1) nella comparazione tra A e B non bisogna postulare che A e B sono uguali (per esempio dire che le Bermuda e la Bosnia hanno in comune la lettera iniziale non significa dire che sono la stessa cosa; allo stesso modo sottolineare che gli Usa nel 2003 e la Germania nel 1938 hanno commesso atti di guerra in violazione diretta di quello che sarebbero poi divenuti i “Principi di Norimberga” non significa metterle sullo stesso piano);

2) in generale, l’universalità della retorica di guerra è un fattore importantissimo per valutare il merito delle affermazioni usate per giustificare il militarismo (come quella per cui una guerra diviene un semplice “intervento umanitario” e che è stata invocata più e più volte per giustificare le aggressioni più plateali). Allo stesso modo la nozione per cui nessuno possa citare certi eventi storici per trarne esempi da utilizzare per le guerre attuali è tanto pericolosa quanto anti-intellettuale;

3) da lungo tempo la legge anglo-americana riconosce un comportamento sconsiderato come un atto colposo (l’intento fraudolento viene mostrato anche se una descrizione è fatta con spericolata indifferenza riguardo la sua verità o meno). Per questo il comportamento incauto, anche se non accompagnato dalla volontà di uccidere – per esempio sparare a casaccio in mezzo alla folla – è da sempre visto come sufficiente per descrivere un intento criminale.

Il ministro per la Propaganda del Terzo Reich Joseph Goebbels.
Il ministro per la Propaganda del Terzo Reich Joseph Goebbels.

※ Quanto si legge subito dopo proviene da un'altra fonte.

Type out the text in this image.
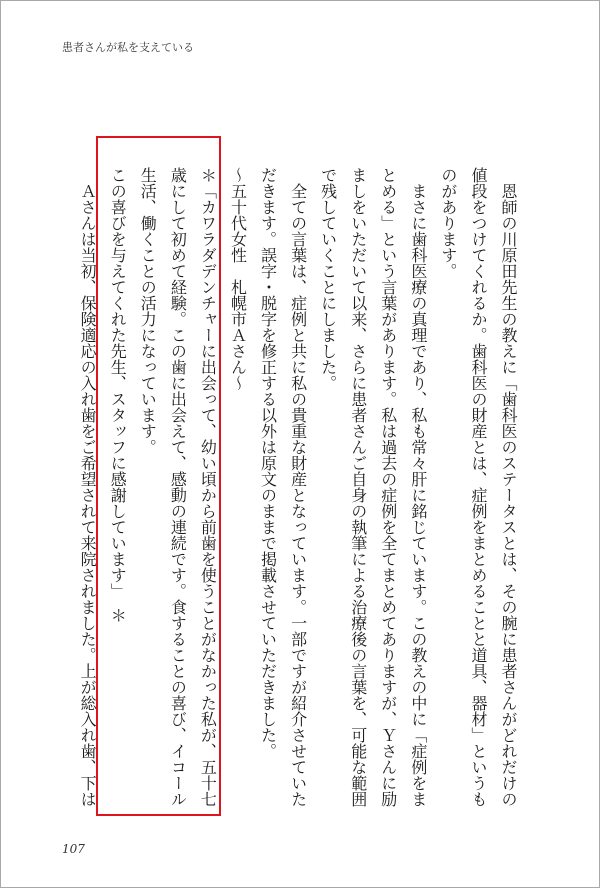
患者さんが私を支えている
恩師の川原田先生の教えに「歯科医のステータスとは、その腕に患者さんがどれだけの
値段をつけてくれるか。歯科医の財産とは、症例をまとめることと道具、器材」というも
のがあります。
まさに歯科医療の真理であり、私も常々肝に銘じています。この教えの中に「症例をま
とめる」という言葉があります。私は過去の症例を全てまとめてありますが、Ｙさんに励
ましをいただいて以来、さらに患者さんご自身の執筆による治療後の言葉を、可能な範囲
で残していくことにしました。
全ての言葉は、症例と共に私の貴重な財産となっています。一部ですが紹介させていた
だきます。誤字・脱字を修正する以外は原文のままで掲載させていただきました。
～五十代女性　札幌市Ａさん～
＊「カワラダデンチャーに出会って、幼い頃から前歯を使うことがなかった私が、五十七
歳にして初めて経験。この歯に出会えて、感動の連続です。食することの喜び、イコール
生活、働くことの活力になっています。
この喜びを与えてくれた先生、スタッフに感謝しています」　＊
Ａさんは当初、保険適応の入れ歯をご希望されて来院されました。上が総入れ歯、下は
107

Si potrebbero dire molte cose riguardo un’operazione militare che finora ha un tasso del settantacinque per cento di vittime civili, molti di loro bambini, con una una popolazione intrappolata in un’ aerea ristretta e senza vie di fuga.

 

Qui la giustificazione è che non c’è intento di uccidere la popolazione, quanto quello di proteggerla. Anche il più convinto sostenitore di Israele, Thomas Friedman, ha riconosciuto che gli attacchi di Israele sul Libano e contro Gaza hanno «l’obbiettivo di infliggere danni sostanziali alle infrastrutture e a mietere vittime collaterali», perché «l’unico valido deterrente di lungo termine è quello di recare dolore alla popolazione civile», che per esteso è la definizione classica di terrorismo. L’affermazione più generosa che si possa fare è dire che l’azione di Israele è guidata senza tenere conto delle vittime civili, da una forma di “azione colposa” come definita da secoli dalla dottrina e dalla giurisprudenza occidentali.

 

Il giornalismo è frequentemente criticato (molte volte con ragione), ma c’è un numero di giornalisti americani a Gaza che insieme ad altri stanno raccontando al mondo quello che sta succedendo. Questo lavoro è estremamente difficile e pericoloso: quelli che lo stanno facendo meritano tutto il nostro rispetto. Il loro sforzo, assieme ai social media e alle nuove tecnologie che permettono ai cittadini di Gaza stessi di documentare gli avvenimenti, questa volta ha cambiato il modo in cui l’aggressione militare contro Gaza viene vista e percepita dall’opinione pubblica.